Tegan Bristow at the Digital Arts Division at Wits and Irini Papadimitriou, a technology arts curator with Watermans and the Victoria & Albert Museum in London have developed this year’s residency with support from the SA-UK Seasons 2014 & 2015, a partnership between the Department of Arts and Culture and the British Council. In the spirit of the evolving partnership with Wits Art Museum, Watermans and Fak’ugesi Festival, Ling Tan and Kasia Molga, two UK based creative technologists will join forces with Jepchumba and Nathan Gates, two Africa based creative technologists to collaborate on the development of this year’s theme. In addition to the residency and exhibition at the Wits Art Museum, the residents will also participate at the annual Digital Performance Weekender Festival at Watermans in the UK later this year.

The not-to-be-missed 2015 line-up includes UK based, Ling Tan – a designer, maker, coder and trained architect will be exploring the modes of interaction between the people and the spaces of Braamfontein using wearable and mobile technology.

Also joining the Arts Residency from the UK is Kasia Molga, a media artist and environmentalist. Molga will be working with the intersection of art, science and technology in a bid to challenge our relationships with the city with its green and man-made spaces.

Jepchumba, who originates from Kenya, will be feature as the resident “African Digital Artist”. With a background in digital art, online development and social media strategy, Jepchumba will examine how young people envision themselves in the creative futures of the city, join her at the museum to “Meet Your Future Selfie”.

South Africa based Nathan Gates joins the Artist Residency line-up as the second African artist. Gates’ interests include the domestication of knowledge at the hands of digital technologies. During the residency he will explore processes of creation in thinking about the future of Johannesburg.

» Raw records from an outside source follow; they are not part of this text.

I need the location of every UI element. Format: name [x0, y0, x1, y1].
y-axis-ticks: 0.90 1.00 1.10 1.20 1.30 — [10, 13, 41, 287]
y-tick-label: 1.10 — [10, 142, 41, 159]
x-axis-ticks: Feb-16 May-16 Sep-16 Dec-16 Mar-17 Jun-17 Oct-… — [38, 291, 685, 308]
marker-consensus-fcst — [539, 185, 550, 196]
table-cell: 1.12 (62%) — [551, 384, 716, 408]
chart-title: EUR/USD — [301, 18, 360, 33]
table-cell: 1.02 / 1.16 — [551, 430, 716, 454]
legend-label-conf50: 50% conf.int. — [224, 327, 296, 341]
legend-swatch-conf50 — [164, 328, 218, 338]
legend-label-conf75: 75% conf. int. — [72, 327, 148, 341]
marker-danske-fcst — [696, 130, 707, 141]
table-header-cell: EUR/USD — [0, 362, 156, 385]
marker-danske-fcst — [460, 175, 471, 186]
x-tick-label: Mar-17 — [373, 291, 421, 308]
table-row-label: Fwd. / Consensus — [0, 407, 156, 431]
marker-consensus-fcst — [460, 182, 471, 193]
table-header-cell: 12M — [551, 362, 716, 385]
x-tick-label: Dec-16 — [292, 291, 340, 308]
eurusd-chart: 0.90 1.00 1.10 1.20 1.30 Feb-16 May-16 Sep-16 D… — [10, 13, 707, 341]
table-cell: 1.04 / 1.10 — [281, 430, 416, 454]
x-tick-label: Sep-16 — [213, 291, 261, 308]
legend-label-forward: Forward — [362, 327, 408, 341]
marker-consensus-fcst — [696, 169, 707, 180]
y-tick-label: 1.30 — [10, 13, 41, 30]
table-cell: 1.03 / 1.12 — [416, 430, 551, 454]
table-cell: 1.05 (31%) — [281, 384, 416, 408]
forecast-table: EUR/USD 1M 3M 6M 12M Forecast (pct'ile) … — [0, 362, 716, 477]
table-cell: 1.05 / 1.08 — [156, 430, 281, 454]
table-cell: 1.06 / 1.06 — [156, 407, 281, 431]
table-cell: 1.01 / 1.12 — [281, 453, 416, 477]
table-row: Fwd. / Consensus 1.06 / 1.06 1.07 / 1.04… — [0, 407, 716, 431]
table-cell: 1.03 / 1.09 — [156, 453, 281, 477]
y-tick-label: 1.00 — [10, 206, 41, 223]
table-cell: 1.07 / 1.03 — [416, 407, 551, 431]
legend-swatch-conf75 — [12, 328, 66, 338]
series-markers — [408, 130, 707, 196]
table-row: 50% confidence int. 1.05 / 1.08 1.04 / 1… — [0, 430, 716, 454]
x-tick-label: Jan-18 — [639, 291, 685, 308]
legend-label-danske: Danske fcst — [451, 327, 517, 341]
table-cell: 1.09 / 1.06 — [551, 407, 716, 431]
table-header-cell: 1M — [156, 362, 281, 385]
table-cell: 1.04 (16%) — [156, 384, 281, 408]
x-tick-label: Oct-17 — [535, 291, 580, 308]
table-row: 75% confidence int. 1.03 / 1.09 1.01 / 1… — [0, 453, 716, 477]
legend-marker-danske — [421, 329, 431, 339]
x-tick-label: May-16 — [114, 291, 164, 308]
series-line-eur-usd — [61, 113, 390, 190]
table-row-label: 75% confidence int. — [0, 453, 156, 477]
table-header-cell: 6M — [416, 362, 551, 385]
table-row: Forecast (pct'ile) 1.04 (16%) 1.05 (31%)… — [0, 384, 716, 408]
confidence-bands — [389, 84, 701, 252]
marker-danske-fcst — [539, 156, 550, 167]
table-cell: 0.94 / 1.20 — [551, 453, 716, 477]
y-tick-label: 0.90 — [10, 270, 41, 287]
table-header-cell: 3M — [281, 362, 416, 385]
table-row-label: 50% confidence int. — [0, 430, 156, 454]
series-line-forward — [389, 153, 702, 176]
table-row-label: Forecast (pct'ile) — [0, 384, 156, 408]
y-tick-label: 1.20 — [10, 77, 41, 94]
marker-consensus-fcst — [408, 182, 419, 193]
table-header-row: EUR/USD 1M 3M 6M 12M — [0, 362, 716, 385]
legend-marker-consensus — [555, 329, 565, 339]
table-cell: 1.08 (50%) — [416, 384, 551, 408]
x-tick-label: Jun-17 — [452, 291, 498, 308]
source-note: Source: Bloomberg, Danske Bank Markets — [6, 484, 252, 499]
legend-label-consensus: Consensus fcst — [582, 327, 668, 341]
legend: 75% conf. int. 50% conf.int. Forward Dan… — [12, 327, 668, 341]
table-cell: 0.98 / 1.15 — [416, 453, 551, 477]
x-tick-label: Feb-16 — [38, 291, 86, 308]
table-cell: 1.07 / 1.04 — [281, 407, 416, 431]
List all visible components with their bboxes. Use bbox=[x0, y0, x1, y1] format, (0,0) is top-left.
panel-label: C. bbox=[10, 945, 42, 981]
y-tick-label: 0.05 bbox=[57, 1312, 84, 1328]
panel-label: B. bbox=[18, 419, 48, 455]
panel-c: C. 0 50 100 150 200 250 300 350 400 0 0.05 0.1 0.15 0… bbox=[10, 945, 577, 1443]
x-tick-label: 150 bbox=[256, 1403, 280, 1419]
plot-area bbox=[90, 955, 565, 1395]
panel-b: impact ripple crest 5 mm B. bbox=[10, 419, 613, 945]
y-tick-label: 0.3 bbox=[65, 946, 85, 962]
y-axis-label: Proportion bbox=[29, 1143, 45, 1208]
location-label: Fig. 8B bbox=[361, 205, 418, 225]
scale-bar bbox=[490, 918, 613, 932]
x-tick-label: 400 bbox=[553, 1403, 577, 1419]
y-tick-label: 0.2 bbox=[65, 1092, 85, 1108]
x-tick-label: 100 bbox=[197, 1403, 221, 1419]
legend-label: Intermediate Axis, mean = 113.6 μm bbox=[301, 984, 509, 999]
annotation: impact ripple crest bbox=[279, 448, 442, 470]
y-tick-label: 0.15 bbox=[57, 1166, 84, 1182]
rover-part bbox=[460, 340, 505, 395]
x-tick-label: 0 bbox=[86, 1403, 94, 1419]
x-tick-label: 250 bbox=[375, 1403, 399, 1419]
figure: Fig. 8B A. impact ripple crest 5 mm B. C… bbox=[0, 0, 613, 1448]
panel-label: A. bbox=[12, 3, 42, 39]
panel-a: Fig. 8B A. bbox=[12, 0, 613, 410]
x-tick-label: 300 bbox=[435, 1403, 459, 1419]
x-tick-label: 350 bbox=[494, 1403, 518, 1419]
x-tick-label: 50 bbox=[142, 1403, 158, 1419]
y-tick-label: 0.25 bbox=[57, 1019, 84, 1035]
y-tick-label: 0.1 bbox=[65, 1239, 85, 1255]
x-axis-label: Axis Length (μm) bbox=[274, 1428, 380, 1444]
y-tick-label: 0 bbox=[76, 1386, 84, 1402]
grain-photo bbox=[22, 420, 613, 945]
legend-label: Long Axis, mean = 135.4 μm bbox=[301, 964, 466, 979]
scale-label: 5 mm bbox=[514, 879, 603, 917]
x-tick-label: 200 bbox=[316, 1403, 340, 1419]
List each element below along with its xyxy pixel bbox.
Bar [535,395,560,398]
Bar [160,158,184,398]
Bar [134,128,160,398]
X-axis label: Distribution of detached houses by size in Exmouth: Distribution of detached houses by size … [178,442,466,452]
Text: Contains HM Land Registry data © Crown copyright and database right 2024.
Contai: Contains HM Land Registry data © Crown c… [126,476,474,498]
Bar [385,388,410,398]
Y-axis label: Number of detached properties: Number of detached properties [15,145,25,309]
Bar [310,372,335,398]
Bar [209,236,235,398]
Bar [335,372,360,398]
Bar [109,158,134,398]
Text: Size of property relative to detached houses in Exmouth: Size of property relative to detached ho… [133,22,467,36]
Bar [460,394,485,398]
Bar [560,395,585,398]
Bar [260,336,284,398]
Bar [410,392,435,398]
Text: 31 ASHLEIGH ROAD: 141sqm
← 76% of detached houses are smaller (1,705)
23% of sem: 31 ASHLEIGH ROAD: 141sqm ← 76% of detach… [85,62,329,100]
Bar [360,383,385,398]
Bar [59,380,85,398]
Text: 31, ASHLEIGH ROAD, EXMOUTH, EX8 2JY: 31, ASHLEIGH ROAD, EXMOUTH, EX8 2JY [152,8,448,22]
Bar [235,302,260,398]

Fak’ugesi Festival Director, Prof Christo Doherty, describes the residency as an exciting evolution of the first event pioneered at last year’s Festival.  “In 2015, we are seeing the development and extension of the residency concept that builds on the lessons learnt and the relationships established at last year’s Festival.  We look forward to a vibrant public engagement and challenging creative collaboration around the theme of futurist visions of Johannesburg.”

The Fak’ugesi African Digital Innovation Festival will run from 21 August to 13 September in Braamfontein.